Шали зеленого цвета, очевидно, были очень распространенными на Рязанщине. Есенинские строки «Не твоя ли шаль с каймою // Зеленеет на ветру?» (I, 35 – «На плетнях висят баранки…», 1915) навевают знакомое всем воспоминание о слегка раскачивающихся древесных ветвях с зеленой листвой или напоминают зеленеющую луговину с душистым разнотравьем. Они основаны на природном образе и подкрепляются увиденными в реальности женскими шалями с зеленым фоном.
Также они навеяны сюжетом рязанской народной песни, в которой часто акцентируется внимание на зеленом цвете шали, соотносимом с травой и долиной. В одной из трех еще сравнительно недавно бытовавших на Рязанщине свадебных песен с очень схожими сюжетами о кудрях жениха [1431] – «Доли-на-долинушка…» у молодца «связана головушка // Той шалью зеленою // Большой гормидоровою» [1432] (то есть гродетуровою). В вариантах сообщается о по-вязывании головы мужчины как знаке горести и печали, а может быть, еще и нездоровья: молодец «связал свою голаву // Шляпаю пуховаю, // Лентаю шелковаю» (или «лентою лиловаю»); [1433] «связал буйну голову // Тамтою» (то есть тафтою) или «Травкою зеленою… Лентой полосатою». [1434]

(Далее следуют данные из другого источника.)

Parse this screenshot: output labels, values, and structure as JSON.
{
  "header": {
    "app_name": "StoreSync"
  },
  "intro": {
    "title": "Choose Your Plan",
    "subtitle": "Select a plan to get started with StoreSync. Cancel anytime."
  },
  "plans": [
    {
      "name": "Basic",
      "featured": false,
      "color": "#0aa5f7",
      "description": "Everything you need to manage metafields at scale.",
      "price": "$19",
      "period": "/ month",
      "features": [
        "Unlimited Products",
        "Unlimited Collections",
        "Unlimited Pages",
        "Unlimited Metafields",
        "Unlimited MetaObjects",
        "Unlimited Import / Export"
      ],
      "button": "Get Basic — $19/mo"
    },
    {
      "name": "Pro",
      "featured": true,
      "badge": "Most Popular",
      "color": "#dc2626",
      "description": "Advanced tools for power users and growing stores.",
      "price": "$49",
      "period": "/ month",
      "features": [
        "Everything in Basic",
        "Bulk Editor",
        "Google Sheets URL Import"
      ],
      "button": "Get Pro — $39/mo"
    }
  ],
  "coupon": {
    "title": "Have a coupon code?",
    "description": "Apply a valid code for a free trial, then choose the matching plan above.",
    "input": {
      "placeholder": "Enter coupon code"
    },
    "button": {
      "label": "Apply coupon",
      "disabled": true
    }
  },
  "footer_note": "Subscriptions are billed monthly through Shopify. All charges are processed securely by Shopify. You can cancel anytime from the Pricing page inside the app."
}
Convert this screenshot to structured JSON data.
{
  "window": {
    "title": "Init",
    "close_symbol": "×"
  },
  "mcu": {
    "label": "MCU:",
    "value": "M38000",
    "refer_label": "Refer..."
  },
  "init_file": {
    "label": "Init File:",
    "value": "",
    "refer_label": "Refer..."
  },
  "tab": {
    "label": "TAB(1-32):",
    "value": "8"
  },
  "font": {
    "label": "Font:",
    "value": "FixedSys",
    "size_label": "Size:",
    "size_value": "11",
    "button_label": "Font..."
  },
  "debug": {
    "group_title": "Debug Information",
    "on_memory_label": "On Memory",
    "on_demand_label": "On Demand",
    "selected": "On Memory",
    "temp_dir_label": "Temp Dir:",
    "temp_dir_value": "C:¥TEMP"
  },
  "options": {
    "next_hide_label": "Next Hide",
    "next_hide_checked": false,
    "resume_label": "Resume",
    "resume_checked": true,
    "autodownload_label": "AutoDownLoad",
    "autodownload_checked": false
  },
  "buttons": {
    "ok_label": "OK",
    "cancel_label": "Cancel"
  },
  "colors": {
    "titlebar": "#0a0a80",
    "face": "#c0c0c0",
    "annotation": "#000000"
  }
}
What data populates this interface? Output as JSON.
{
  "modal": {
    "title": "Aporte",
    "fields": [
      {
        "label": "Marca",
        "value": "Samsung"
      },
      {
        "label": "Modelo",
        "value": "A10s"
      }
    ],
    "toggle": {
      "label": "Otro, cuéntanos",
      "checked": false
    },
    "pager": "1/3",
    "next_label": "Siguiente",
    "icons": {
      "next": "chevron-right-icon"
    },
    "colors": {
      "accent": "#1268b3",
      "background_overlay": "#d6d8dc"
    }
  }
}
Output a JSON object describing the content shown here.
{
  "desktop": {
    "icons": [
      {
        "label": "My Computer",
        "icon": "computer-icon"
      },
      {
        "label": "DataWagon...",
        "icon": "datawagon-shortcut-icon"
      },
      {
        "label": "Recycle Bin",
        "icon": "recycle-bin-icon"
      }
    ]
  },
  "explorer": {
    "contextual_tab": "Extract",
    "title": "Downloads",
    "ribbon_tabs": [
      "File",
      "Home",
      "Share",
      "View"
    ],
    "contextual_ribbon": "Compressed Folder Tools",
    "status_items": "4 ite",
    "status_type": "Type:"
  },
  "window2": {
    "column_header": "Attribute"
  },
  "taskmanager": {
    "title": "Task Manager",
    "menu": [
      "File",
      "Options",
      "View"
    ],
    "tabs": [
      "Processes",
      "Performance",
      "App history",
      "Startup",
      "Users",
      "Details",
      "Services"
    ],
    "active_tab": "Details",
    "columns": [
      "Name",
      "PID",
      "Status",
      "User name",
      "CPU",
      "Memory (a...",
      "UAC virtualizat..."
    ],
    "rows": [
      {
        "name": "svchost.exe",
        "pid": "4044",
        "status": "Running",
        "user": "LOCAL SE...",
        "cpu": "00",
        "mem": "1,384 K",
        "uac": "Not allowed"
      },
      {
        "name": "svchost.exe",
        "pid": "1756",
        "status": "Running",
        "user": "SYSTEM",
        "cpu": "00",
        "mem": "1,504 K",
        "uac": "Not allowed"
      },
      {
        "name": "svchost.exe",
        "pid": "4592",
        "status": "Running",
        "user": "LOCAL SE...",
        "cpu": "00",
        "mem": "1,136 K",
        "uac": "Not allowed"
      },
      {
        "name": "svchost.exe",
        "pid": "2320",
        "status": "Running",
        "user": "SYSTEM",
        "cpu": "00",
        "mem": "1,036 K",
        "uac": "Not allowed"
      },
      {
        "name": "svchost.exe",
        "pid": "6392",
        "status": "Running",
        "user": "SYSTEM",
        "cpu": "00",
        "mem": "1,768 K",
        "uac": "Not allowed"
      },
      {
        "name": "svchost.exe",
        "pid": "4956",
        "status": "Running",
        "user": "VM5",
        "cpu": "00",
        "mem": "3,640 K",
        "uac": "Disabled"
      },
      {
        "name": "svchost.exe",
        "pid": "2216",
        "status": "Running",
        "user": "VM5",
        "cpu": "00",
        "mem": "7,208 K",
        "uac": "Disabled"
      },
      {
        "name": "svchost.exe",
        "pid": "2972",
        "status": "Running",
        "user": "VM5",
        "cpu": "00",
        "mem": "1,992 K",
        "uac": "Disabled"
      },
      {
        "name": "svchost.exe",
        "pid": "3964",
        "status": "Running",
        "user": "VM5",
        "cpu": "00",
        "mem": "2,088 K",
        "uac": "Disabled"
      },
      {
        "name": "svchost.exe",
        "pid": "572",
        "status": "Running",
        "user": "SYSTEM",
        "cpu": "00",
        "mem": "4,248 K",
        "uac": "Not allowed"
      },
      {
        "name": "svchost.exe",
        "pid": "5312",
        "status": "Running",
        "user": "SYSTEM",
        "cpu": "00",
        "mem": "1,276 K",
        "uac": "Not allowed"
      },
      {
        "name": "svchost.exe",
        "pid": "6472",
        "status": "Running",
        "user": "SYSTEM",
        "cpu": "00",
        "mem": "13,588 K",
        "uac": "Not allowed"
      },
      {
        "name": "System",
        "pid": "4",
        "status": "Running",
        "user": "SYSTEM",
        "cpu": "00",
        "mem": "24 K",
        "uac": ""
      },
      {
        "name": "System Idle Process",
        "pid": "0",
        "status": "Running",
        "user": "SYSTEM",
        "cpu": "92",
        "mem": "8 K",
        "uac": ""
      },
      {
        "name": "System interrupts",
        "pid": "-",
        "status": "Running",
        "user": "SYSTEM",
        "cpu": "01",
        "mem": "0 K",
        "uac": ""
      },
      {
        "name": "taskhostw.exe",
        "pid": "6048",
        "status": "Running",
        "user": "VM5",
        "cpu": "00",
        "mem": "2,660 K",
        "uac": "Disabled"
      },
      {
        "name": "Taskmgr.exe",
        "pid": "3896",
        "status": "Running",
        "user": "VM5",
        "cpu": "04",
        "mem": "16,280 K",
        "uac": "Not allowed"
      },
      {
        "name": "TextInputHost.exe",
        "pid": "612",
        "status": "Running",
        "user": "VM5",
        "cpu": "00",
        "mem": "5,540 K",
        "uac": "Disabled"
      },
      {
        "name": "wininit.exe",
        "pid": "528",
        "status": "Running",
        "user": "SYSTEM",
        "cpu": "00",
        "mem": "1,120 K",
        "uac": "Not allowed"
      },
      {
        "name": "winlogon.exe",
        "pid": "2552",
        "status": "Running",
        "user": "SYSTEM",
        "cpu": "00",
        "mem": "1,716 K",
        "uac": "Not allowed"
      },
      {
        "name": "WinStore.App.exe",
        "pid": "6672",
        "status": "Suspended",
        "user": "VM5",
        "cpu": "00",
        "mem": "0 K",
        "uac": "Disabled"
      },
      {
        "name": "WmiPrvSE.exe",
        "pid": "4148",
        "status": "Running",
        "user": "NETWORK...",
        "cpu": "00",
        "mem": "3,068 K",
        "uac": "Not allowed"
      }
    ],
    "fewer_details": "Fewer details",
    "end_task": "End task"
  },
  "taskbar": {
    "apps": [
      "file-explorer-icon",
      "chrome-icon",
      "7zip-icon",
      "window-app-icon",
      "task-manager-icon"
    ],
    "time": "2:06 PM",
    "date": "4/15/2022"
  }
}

Шаль опоэтизирована также в свадебной песне, адресованной вдовой свахе (ее вдовость определяется именно по цвету шали) – «когда приехали за невестой, выходят и корят девки:
Во саду сваха посóжаная,
Виноградом огороженная,
Чёрной шалью накрывáная,
Зеленым вином поливáная. [1435]
В повести «Яр» (1916) Есенин указывает материал и способ украшения шали: «Баба застегнулась и поправила размотавшуюся по мохрастым концам шаль» и «Баба накинула войлоковую шаль» (V, 32). В Касимовском у. Рязанской губ. известны «шаль ковровая и шаль пеньковая» [1436] .
Поскольку лучшими шалями считались привезенные с Востока, то этот предмет женской одежды рассматривался Есениным как дорогой подарок: «Подарю я шаль из Хороссана» (I, 249 – «Улеглась моя былая рана…», 1924).
В русском языке слово шаль известно с конца XVIII в. (Н. М. Карамзин, «Письма русского путешественника», – в записи из Лондона, 1790: «на белом корсете развевается ост-индская шаль»; А. Н. Радищев, «Бова», 1798–1799; А. С. Пушкин, «Черная шаль», 1820) как заимствование из французского названия кашмирской шали (также имеется в английском и немецком); считается персидским, хотя слово šāl есть во многих восточных языках; как свидетельствует арабский путешественник XIV в. Ибн Баттута, происходит от названия старинного города Šāliät в Индии. [1437]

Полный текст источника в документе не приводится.